What most conservatives don’t seem to realize is how much they have in common with the man — from his calls for black entrepreneurship to his idea of black empowerment through education.

Malcolm passionately advocated for black Americans to focus on self-improvement, instead of relying on white people, to gain self-respect. He called on black men to start their own businesses, to hire other black people to give them a hand up and for those living in poverty stricken areas to get their lives back on track.

“The black man in the ghettos, for instance, has to start self-correcting his own material, moral and spiritual defects and evil,” Malcolm wrote in “The Autobiography of Malcolm X.” “The black man needs to start his own program to get rid of drunkeness, drug addiction, prostitution. The black man in America has to lift up his own sense of values.”

Education was also crucial to Malcolm’s philosophy: He believed, as conservatives do, it could be a source of power for black Americans. He eviscerated the public school system in America, saying it was inadequate for educating black students, and called for schools to come under the control of the black community who would educate their own.

“Our children are being criminally shortchanged in the public school system of America,” he said in a 1964 speech. “The Afro-American schools are the poorest run schools in the city of New York.”

He also joined the Nation of Islam, a religious group that University at Buffalo Professor Victoria Wolcott believes espoused values that many conservatives can agree with, such as gender roles and strong fidelity in relationships.

“With Malcolm X and the Nation of Islam, this is a very conservative religious group. It’s a black nationalist religious group with very strict rules on gender roles, about fidelity and no alcohol, various kinds of aesthetic practices that are quite strict and very much kind of conformed to mainstream or conservative cultural values,” Wolcott said to TheDCNF.

American history is filled with influential men who, while making huge contributions to our country, often made dubious moral choices. If those men are part of our American history, in the minds of conservatives, why can’t conservatives re-examine or even give a valid place in history to our nation’s black leaders?

Malcolm was more than a man who preached about his distrust of white people. Born in 1925, Malcolm grew up in Nebraska and dropped out of middle school when a white teacher told him his dreams of being a lawyer were “no realistic goal for a nigger.”

From there, Malcolm turned to a life of crime as a drug dealer and pimp, eventually getting arrested in 1946. But Malcolm reinvented himself during his seven years in prison, turning into a self-educated, traditional family man who later became a champion of black power during the 50s and 60s.

Conservatives mainly take issue with Malcolm’s rhetoric on white people or believe he advocated for violence. Malcolm later changed his views on race and white people after he visited Mecca in 1964 and saw people of all races interacting well with each other, declaring, “I no longer subscribe to sweeping indictments of one race.”
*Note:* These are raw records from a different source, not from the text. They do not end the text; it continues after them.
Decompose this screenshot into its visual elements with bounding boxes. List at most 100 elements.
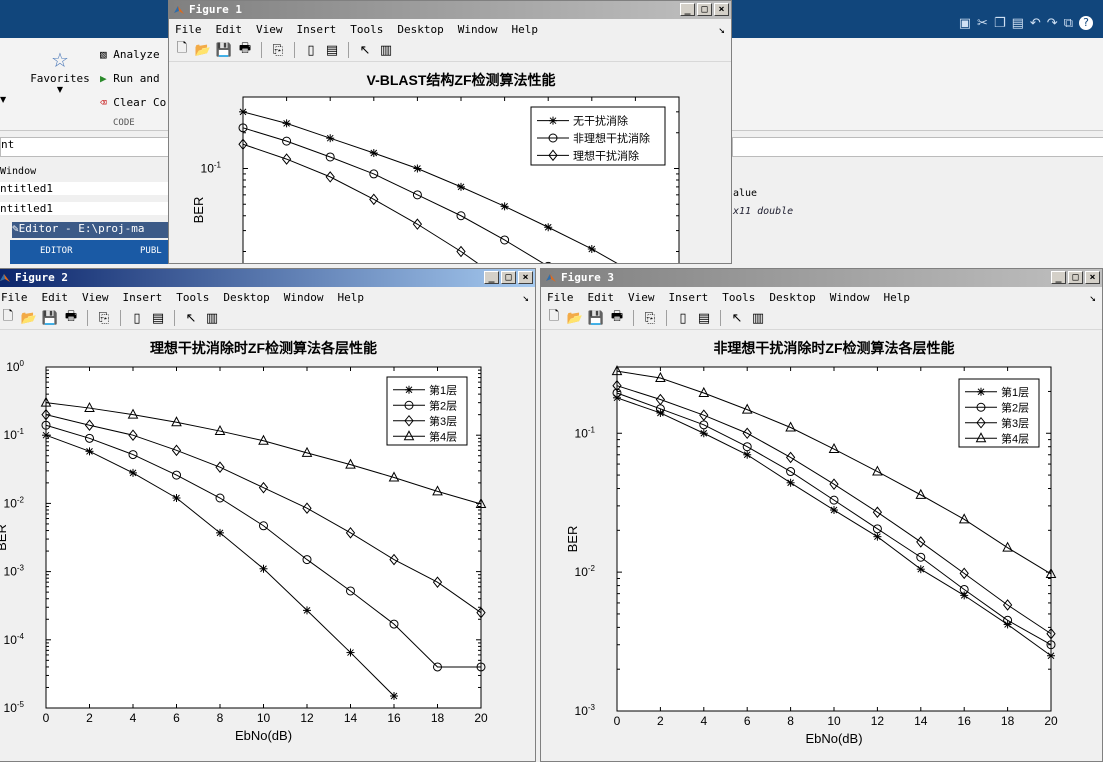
figure-window-2[interactable]: Figure 2 _ □ × File Edit View Insert Tools Deskto…	[0, 268, 536, 762]
figure-window-3[interactable]: Figure 3 _ □ × File Edit View Insert Tools Deskto…	[540, 268, 1103, 762]
dock-arrow-icon[interactable]: ↘	[1089, 289, 1096, 307]
figure-titlebar[interactable]: Figure 2 _ □ ×	[0, 269, 535, 287]
dock-arrow-icon[interactable]: ↘	[718, 21, 725, 39]
menu-edit[interactable]: Edit	[588, 289, 615, 307]
print-figure-icon[interactable]: 🖶	[608, 309, 626, 327]
minimize-button[interactable]: _	[1051, 271, 1066, 284]
maximize-button[interactable]: □	[1068, 271, 1083, 284]
maximize-button[interactable]: □	[501, 271, 516, 284]
edit-plot-icon[interactable]: ↖	[182, 309, 200, 327]
new-figure-icon[interactable]: 🗋	[0, 309, 17, 327]
data-point-marker	[613, 393, 621, 402]
open-file-icon[interactable]: 📂	[566, 309, 584, 327]
editor-titlebar[interactable]: ✎Editor - E:\proj-ma	[12, 222, 172, 238]
x-tick-label: 2	[86, 711, 93, 725]
menu-tools[interactable]: Tools	[722, 289, 755, 307]
dock-arrow-icon[interactable]: ↘	[522, 289, 529, 307]
search-documentation-field[interactable]	[732, 137, 1103, 157]
print-figure-icon[interactable]: 🖶	[62, 309, 80, 327]
save-figure-icon[interactable]: 💾	[587, 309, 605, 327]
menu-edit[interactable]: Edit	[216, 21, 243, 39]
menu-desktop[interactable]: Desktop	[769, 289, 815, 307]
open-file-icon[interactable]: 📂	[20, 309, 38, 327]
menu-tools[interactable]: Tools	[176, 289, 209, 307]
legend-icon[interactable]: ▤	[323, 41, 341, 59]
switch-windows-icon[interactable]: ⧉	[1064, 16, 1073, 31]
menu-desktop[interactable]: Desktop	[397, 21, 443, 39]
menu-window[interactable]: Window	[830, 289, 870, 307]
link-plot-icon[interactable]: ⎘	[95, 309, 113, 327]
menu-file[interactable]: File	[175, 21, 202, 39]
file-item[interactable]: ntitled1	[0, 182, 168, 195]
redo-icon[interactable]: ↷	[1047, 16, 1058, 31]
save-figure-icon[interactable]: 💾	[215, 41, 233, 59]
property-editor-icon[interactable]: ▥	[203, 309, 221, 327]
toolbar-separator	[666, 310, 667, 326]
close-button[interactable]: ×	[518, 271, 533, 284]
close-button[interactable]: ×	[714, 3, 729, 16]
colorbar-icon[interactable]: ▯	[674, 309, 692, 327]
editor-title: Editor - E:\proj-ma	[18, 222, 145, 235]
property-editor-icon[interactable]: ▥	[377, 41, 395, 59]
open-file-icon[interactable]: 📂	[194, 41, 212, 59]
legend-icon[interactable]: ▤	[149, 309, 167, 327]
edit-plot-icon[interactable]: ↖	[728, 309, 746, 327]
save-figure-icon[interactable]: 💾	[41, 309, 59, 327]
tab-editor[interactable]: EDITOR	[40, 246, 73, 256]
new-figure-icon[interactable]: 🗋	[545, 309, 563, 327]
figure-window-1[interactable]: Figure 1 _ □ × File Edit View Insert Tools Deskto…	[168, 0, 732, 264]
tab-publish[interactable]: PUBL	[140, 246, 162, 256]
favorites-button[interactable]: ☆ Favorites ▼	[30, 48, 90, 94]
menu-file[interactable]: File	[1, 289, 28, 307]
menu-insert[interactable]: Insert	[669, 289, 709, 307]
figure-titlebar[interactable]: Figure 3 _ □ ×	[541, 269, 1102, 287]
menu-view[interactable]: View	[82, 289, 109, 307]
menu-window[interactable]: Window	[284, 289, 324, 307]
edit-plot-icon[interactable]: ↖	[356, 41, 374, 59]
legend[interactable]: 第1层第2层第3层第4层	[958, 378, 1040, 448]
colorbar-icon[interactable]: ▯	[302, 41, 320, 59]
paste-icon[interactable]: ▤	[1012, 16, 1024, 31]
maximize-button[interactable]: □	[697, 3, 712, 16]
run-and-time-button[interactable]: ▶ Run and	[100, 72, 160, 85]
menu-tools[interactable]: Tools	[350, 21, 383, 39]
colorbar-icon[interactable]: ▯	[128, 309, 146, 327]
menu-edit[interactable]: Edit	[42, 289, 69, 307]
menu-help[interactable]: Help	[883, 289, 910, 307]
menu-file[interactable]: File	[547, 289, 574, 307]
legend[interactable]: 无干扰消除非理想干扰消除理想干扰消除	[530, 106, 666, 166]
close-button[interactable]: ×	[1085, 271, 1100, 284]
save-icon[interactable]: ▣	[959, 16, 971, 31]
matlab-logo-icon	[0, 272, 11, 284]
clear-commands-button[interactable]: ⌫ Clear Co	[100, 96, 166, 109]
undo-icon[interactable]: ↶	[1030, 16, 1041, 31]
legend-icon[interactable]: ▤	[695, 309, 713, 327]
minimize-button[interactable]: _	[680, 3, 695, 16]
toolbar-separator	[294, 42, 295, 58]
file-item[interactable]: ntitled1	[0, 202, 168, 215]
property-editor-icon[interactable]: ▥	[749, 309, 767, 327]
menu-view[interactable]: View	[256, 21, 283, 39]
copy-icon[interactable]: ❐	[994, 16, 1006, 31]
menu-insert[interactable]: Insert	[123, 289, 163, 307]
cut-icon[interactable]: ✂	[977, 16, 988, 31]
help-icon[interactable]: ?	[1079, 16, 1093, 30]
print-figure-icon[interactable]: 🖶	[236, 41, 254, 59]
menu-help[interactable]: Help	[337, 289, 364, 307]
menu-help[interactable]: Help	[511, 21, 538, 39]
menu-view[interactable]: View	[628, 289, 655, 307]
link-plot-icon[interactable]: ⎘	[641, 309, 659, 327]
link-plot-icon[interactable]: ⎘	[269, 41, 287, 59]
figure-titlebar[interactable]: Figure 1 _ □ ×	[169, 1, 731, 19]
menu-window[interactable]: Window	[458, 21, 498, 39]
current-folder-field[interactable]: nt	[0, 137, 170, 157]
menu-desktop[interactable]: Desktop	[223, 289, 269, 307]
legend[interactable]: 第1层第2层第3层第4层	[386, 376, 468, 446]
toolbar-separator	[348, 42, 349, 58]
analyze-code-button[interactable]: ▧ Analyze	[100, 48, 160, 61]
menu-insert[interactable]: Insert	[297, 21, 337, 39]
minimize-button[interactable]: _	[484, 271, 499, 284]
data-point-marker	[282, 119, 291, 128]
x-tick-label: 4	[130, 711, 137, 725]
new-figure-icon[interactable]: 🗋	[173, 41, 191, 59]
Malcolm also wasn’t advocating for active violence, Wolcott explained to TheDCNF. In Malcolm’s philosophy, the opposite of non-violence is not violence, but rather armed self-defense. He often argued that if the U.S. government was not going to grant black Americans their due rights and continue to practice violence against them, then black Americans had the right to take up arms to defend themselves.

“Malcolm was not engaged in sort of active violence, you know, bombing campaigns or that sort of late ’60s early ’70s sorts of actions. He was engaged in self defense, armed self-defense and was not involved in any kind of violent conflict with the police or other groups,” Wolcott told TheDCNF.
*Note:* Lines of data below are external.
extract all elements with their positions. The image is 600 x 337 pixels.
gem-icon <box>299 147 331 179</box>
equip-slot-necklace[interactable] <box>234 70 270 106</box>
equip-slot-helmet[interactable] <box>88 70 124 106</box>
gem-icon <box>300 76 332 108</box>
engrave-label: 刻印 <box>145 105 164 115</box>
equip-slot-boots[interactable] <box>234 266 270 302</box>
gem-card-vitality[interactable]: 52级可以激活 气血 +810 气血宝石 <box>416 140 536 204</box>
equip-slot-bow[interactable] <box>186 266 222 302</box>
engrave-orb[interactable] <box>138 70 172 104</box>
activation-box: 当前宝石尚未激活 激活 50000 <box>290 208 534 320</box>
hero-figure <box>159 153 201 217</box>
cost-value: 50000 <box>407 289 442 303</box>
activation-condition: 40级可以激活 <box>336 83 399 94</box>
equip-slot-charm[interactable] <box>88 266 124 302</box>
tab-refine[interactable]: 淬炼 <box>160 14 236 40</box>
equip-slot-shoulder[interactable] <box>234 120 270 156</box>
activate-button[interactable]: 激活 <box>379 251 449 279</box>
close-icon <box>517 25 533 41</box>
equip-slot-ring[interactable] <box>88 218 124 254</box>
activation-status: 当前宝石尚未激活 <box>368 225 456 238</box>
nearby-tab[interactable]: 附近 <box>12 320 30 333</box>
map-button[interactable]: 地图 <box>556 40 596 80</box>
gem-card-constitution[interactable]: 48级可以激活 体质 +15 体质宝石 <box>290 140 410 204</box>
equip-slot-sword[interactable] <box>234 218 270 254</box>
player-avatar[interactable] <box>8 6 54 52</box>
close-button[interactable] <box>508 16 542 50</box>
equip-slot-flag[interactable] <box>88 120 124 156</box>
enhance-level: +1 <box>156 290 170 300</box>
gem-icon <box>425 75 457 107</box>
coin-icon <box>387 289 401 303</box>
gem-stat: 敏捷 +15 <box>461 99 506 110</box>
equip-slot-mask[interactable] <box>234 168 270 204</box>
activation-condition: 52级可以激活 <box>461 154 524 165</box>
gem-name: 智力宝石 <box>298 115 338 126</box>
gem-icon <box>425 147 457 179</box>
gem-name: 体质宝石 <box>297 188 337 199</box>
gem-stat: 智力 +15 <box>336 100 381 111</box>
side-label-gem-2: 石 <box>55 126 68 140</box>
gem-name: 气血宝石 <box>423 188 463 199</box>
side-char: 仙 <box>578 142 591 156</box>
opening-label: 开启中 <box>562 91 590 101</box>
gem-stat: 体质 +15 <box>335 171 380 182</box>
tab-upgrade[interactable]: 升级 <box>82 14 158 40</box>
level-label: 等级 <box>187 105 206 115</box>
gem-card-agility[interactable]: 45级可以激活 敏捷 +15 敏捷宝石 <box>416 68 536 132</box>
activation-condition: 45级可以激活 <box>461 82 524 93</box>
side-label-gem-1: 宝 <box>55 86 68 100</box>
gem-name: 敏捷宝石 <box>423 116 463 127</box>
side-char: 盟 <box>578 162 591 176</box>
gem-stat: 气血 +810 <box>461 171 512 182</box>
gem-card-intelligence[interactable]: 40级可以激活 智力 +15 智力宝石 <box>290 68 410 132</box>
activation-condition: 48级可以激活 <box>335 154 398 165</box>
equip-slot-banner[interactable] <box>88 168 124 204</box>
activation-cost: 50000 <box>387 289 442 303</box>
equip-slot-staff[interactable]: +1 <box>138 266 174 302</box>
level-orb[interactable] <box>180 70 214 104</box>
Too often, conservatives seem to find comfort in Martin Luther King Jr.’s ideas of a race-blind society, while Malcolm’s more fiery indictments of white America make them feel uncomfortable.

Without a doubt, Malcolm had deep flaws: his ties to the Nation of Islam are troubling, considering some of their philosophical views, but all in all, Malcolm was a black man fighting for the freedom of his people in a country where sizable segments insisted that they were less than human.